After restarting the node, its VMs will start only if the node has one of the serviceable statuses — "master" or "participant". Only VMs that belong to this node according to the cluster metadata will be started. This approach avoids cases of "split brain", when two VMs are connected to the same disk at the same time.

Creating a high availability cluster


To create a high availability cluster:

  1. Configure the network storage. 

    1. Configure the Ceph storage nodes. Read more in Pre-configuring Ceph.
    2. Set up a CephFS file system in the storage. An example of configuration:
      1. Create a metadata server (MDS) on the Ceph node:

        ceph-deploy --overwrite-conf mds create <node>
        CODE

        <node> — Ceph node name

      2. Create CephFS pools for data and metadata:

        ceph osd pool create cephfs_data 64 64
        
        CODE
        ceph osd pool create cephfs_metadata 64 64
        CODE
      3. Create the CephFS file system:

        ceph fs new <cephfs_name> cephfs_metadata cephfs_data
        CODE

        <cephfs_name> — file system name

    Configure iSCSI. Read more in Pre-configuring SAN.

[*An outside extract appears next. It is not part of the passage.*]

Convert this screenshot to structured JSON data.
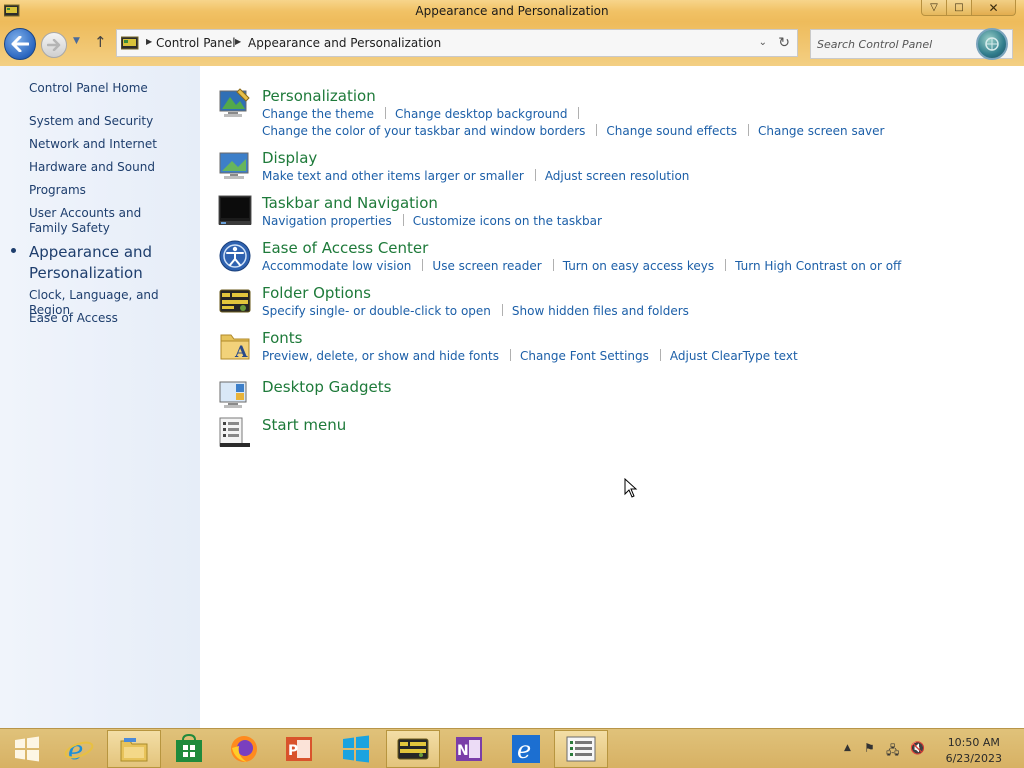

  2. Connect the storage to the cluster. Read more in Managing cluster storages.
  3. Configure the high availability settings. Read more in Configuring high availability.

Diagnostics


Сorosync configuration files:

  • /etc/corosync/corosync.conf — general settings;
  • /etc/corosync/storage.conf — storage settings.

ha-agent service log file — /var/log/ha-agent.log.

hawatch microservice log file — /var/log/hawatch.log.